The African rhino has suffered high levels of poaching and the auction could provide legal cover for criminal gangs in the illicit rhino horn trade. AWF believes that there are no adequate mechanisms at any level — local, national, regional, or international — to control such trade.

Recent rhino poaching statistics from South Africa show that rhinos are still under heavy threat of poaching and protection must be tightened, not relaxed, without exception.

Experience as Africa's oldest conservation organization has taught us that decisions on sustainable trade in endangered species must be based on science and level of threat — not just legal points.

“Given a rhino’s slow reproduction rate, the decline in the continental population and the high value and demand for horn, there is no realistic scope for achieving a sustainable balance between production and supply,” says AWF Vice President for Species Protection Philip Muruthi.

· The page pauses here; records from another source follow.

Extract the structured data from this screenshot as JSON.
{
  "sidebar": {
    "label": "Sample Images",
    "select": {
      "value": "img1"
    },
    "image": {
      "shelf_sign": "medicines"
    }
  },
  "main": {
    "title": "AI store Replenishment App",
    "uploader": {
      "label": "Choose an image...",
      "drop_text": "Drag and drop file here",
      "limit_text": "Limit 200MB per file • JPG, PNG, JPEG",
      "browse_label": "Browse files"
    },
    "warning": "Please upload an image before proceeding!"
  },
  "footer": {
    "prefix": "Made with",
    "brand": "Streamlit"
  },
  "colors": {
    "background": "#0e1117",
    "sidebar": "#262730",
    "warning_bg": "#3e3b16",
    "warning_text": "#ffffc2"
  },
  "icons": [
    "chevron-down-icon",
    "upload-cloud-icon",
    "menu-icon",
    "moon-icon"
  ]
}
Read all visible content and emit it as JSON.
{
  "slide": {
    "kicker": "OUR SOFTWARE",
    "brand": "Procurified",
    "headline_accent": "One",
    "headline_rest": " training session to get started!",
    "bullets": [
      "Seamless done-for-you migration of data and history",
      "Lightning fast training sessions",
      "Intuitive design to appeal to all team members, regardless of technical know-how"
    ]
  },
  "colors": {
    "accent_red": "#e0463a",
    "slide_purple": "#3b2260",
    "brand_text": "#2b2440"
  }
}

We have already seen the damage a legal market can do with the elephant ivory trade over the past 25 years. The legal trade has muddied the waters for law enforcement combating illegal ivory trafficking, while removing the stigma once attached to owning, buying and selling ivory. This strategy has ultimately proven ineffective in stopping elephant poaching, and there is no reason to expect a different outcome for Africa’s rhino.

As we have stated previously, the auction or legalization of rhino horn trade sends mixed messages to the marketplace at a time when a single, unambiguous message needs to be communicated to the millions—possibly billions—of existing and potential consumers of this product. There’s no room for trade in endangered wildlife species.

The court decision undermines the global ban on rhino trade and efforts to protect this precious animal. We despair for Africa’s endangered species.